The JCVI will make an announcement on Wednesday, and a change in the official guidance extending the vaccine roll-out to around 1.4 million teenagers in the age group is expected in the coming days.

Appointments could be available within a fortnight due to the reserves of the vaccine available, according to The Times. Reports indicate that 16 and 17-year-olds will be given the Pfizer or Moderna vaccine to match guidance for other young adults.

The decision would come two weeks after the JCVI had recommended that children should not be routinely offered the jabs. But the four chief medical officers across the UK wrote to the JCVI asking them to look again at their advice.

Universities minister Michelle Donelan said ministers were expecting “imminently” an announcement from the JCVI on rolling out the coronavirus vaccine to more teenagers.

The minister denied any political pressure had been put on the JCVI to extend the roll-out to 16 and 17-year-olds. “That’s not how they operate,” she said on Wednesday.

Asked about giving 16 and 17-year-olds a vaccine, Steven Riley, professor of infectious disease dynamics at Imperial College London, told LBC: “Our data would support that in that we’d expect there to be a really good knock-on effect from extending the vaccinations for that group.”

Geoff Barton, general secretary of the Association of School and College Leaders (ASCL), said extending the programme would reduce disruption to schooling.

“Anything that gives the reassurance to young people that they are being treated in the way that the adult population is and that their education won’t be disrupted to the extent it has been – that has to be welcomed,” he told the Today programme.

Scotland’s first minister Nicola Sturgeon, who has previously called for children as young as 12 to be eventually offered the vaccine, said she was “expecting” that the JCVI would soon outline updated guidance for teenagers.

Speaking to MSPs on Tuesday, she had suggested the decision could come on Wednesday. “We are waiting on JCVI advice. When I say ‘We’, I am obviously referring to the Scottish government – but the UK, Welsh and Northern Irish governments are in the same position.”

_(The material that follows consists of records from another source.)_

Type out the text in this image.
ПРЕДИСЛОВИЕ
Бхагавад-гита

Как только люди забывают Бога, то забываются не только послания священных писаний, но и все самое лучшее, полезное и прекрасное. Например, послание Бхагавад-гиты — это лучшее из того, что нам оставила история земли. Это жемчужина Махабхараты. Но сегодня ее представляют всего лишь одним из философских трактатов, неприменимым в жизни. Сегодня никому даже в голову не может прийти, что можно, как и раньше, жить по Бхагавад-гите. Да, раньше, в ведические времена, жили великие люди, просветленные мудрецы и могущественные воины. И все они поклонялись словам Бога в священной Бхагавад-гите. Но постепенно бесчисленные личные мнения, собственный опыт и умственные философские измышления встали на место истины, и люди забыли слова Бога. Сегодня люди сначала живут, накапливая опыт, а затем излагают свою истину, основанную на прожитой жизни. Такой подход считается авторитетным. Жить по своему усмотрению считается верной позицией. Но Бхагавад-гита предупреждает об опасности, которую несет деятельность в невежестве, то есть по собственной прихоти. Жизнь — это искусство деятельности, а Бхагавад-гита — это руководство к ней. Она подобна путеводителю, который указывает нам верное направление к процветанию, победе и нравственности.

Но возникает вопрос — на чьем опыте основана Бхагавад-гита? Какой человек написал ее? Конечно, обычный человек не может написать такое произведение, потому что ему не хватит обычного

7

A teenager receives a shot of the Sinovac vaccine in Bali, Indonesia, on 5 July

Labour has said vaccinating 16 and 17-year-olds was a “good idea” – but urged the government to plan the roll-out to teenagers carefully following reports that the JCVI was about to approve the move.

The shadow health secretary, Jonathan Ashworth, said: “With the JCVI apparently about to give the green light to vaccinating 16-year-olds, ministers need to ensure plans are in place to roll out this vital next stage of vaccination while ensuring parents have all the facts and information they need.”

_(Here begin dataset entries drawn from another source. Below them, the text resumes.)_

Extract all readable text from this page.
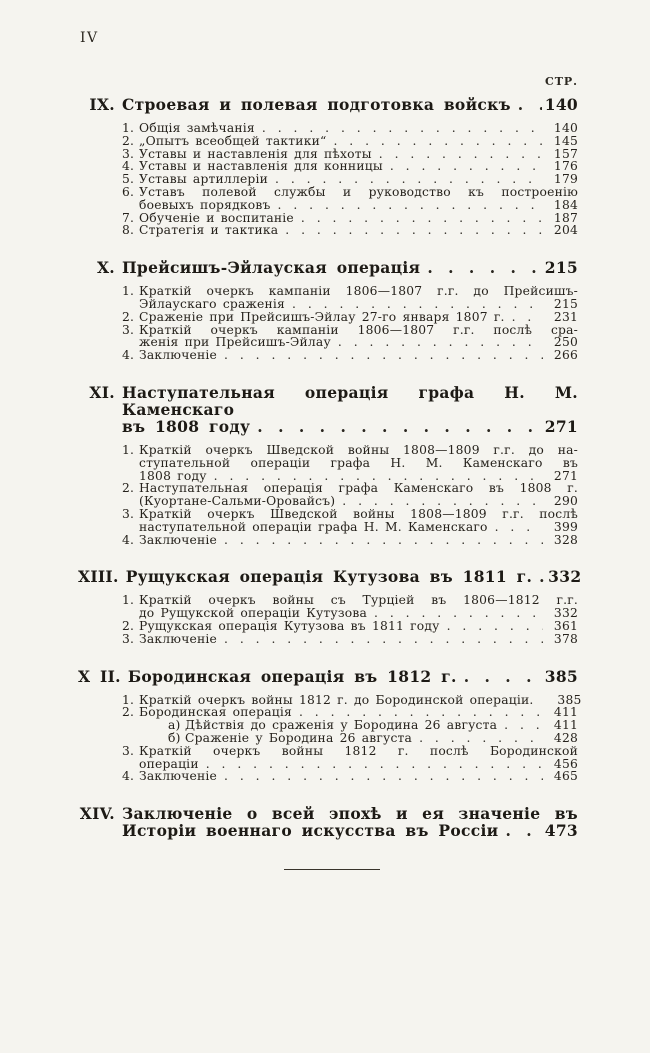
IV
СТР.
IX. Строевая и полевая подготовка войскъ . . . 140
1. Общія замѣчанія . . .	140
2. „Опытъ всеобщей тактики“ . . .	145
3. Уставы и наставленія для пѣхоты . . .	157
4. Уставы и наставленія для конницы . . .	176
5. Уставы артиллеріи . . .	179
6. Уставъ полевой службы и руководство къ построенію
боевыхъ порядковъ . . .	184
7. Обученіе и воспитаніе . . .	187
8. Стратегія и тактика . . .	204
X. Прейсишъ-Эйлауская операція . . .	215
1. Краткій очеркъ кампаніи 1806—1807 г.г. до Прейсишъ-
Эйлаускаго сраженія . . .	215
2. Сраженіе при Прейсишъ-Эйлау 27-го января 1807 г. . . .	231
3. Краткій очеркъ кампаніи 1806—1807 г.г. послѣ сра-
женія при Прейсишъ-Эйлау . . .	250
4. Заключеніе . . .	266
XI. Наступательная операція графа Н. М. Каменскаго
въ 1808 году . . .	271
1. Краткій очеркъ Шведской войны 1808—1809 г.г. до на-
ступательной операціи графа Н. М. Каменскаго въ
1808 году . . .	271
2. Наступательная операція графа Каменскаго въ 1808 г.
(Куортане-Сальми-Оровайсъ) . . .	290
3. Краткій очеркъ Шведской войны 1808—1809 г.г. послѣ
наступательной операціи графа Н. М. Каменскаго . . .	399
4. Заключеніе . . .	328
XIII. Рущукская операція Кутузова въ 1811 г. . . . 332
1. Краткій очеркъ войны съ Турціей въ 1806—1812 г.г.
до Рущукской операціи Кутузова . . .	332
2. Рущукская операція Кутузова въ 1811 году . . .	361
3. Заключеніе . . .	378
Х II. Бородинская операція въ 1812 г. . . .	385
1. Краткій очеркъ войны 1812 г. до Бородинской операціи.	385
2. Бородинская операція . . .	411
а) Дѣйствія до сраженія у Бородина 26 августа . . .	411
б) Сраженіе у Бородина 26 августа . . .	428
3. Краткій очеркъ войны 1812 г. послѣ Бородинской
операціи . . .	456
4. Заключеніе . . .	465
XIV. Заключеніе о всей эпохѣ и ея значеніе въ
Исторіи военнаго искусства въ Россіи . . .	473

The JCVI had previously ruled out blanket vaccination of healthy children. But existing guidance states that those aged 16 to 17 with underlying health conditions should have already been offered a jab.

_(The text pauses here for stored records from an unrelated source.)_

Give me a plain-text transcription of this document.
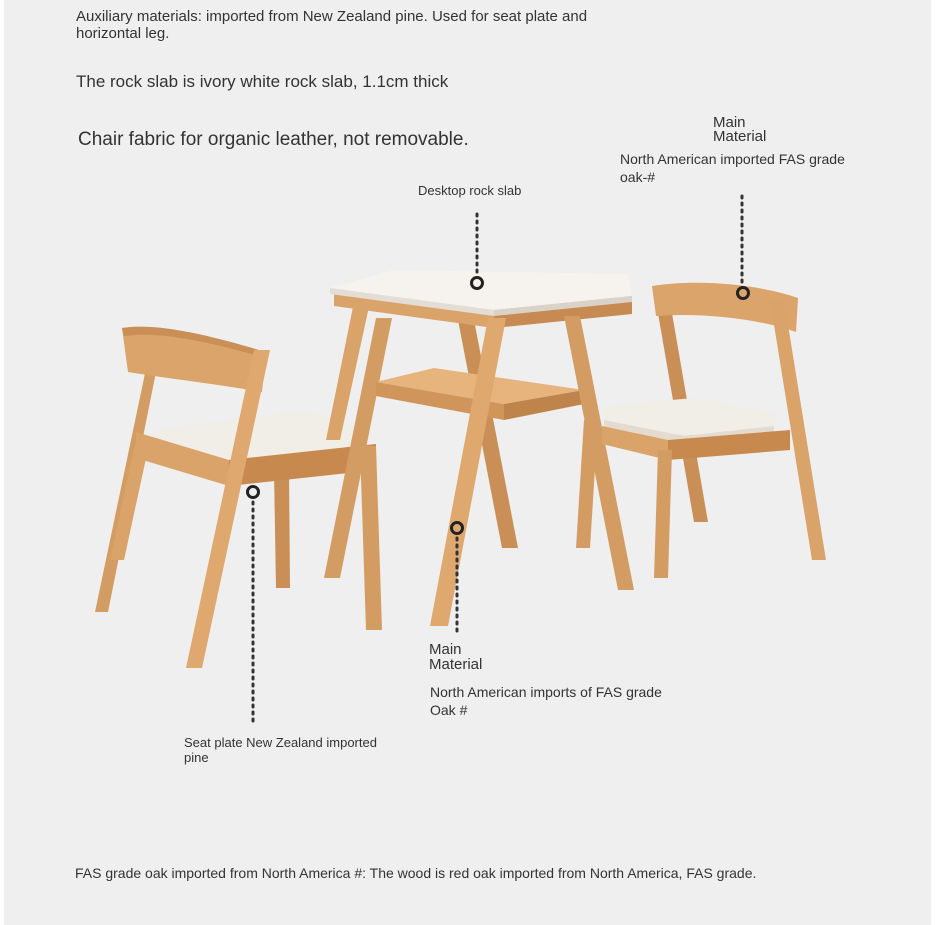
Auxiliary materials: imported from New Zealand pine. Used for seat plate and

horizontal leg.

The rock slab is ivory white rock slab, 1.1cm thick

Chair fabric for organic leather, not removable.

Desktop rock slab

Main

Material

North American imported FAS grade

oak-#

Main

Material

North American imports of FAS grade

Oak #

Seat plate New Zealand imported

pine

FAS grade oak imported from North America #: The wood is red oak imported from North America, FAS grade.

More than 220,000 children in England have already had a Covid-19 vaccine, the latest figures show.

In June, vaccines minister Nadhim Zahawi announced that a number of under-18s would be eligible for the jab if they had certain health conditions, lived with someone who is immunocompromised, or were approaching their 18th birthday.

A Department of Health and Social Care spokesperson has declined to confirm whether children will be routinely vaccinated, adding that it will be kept “under review”.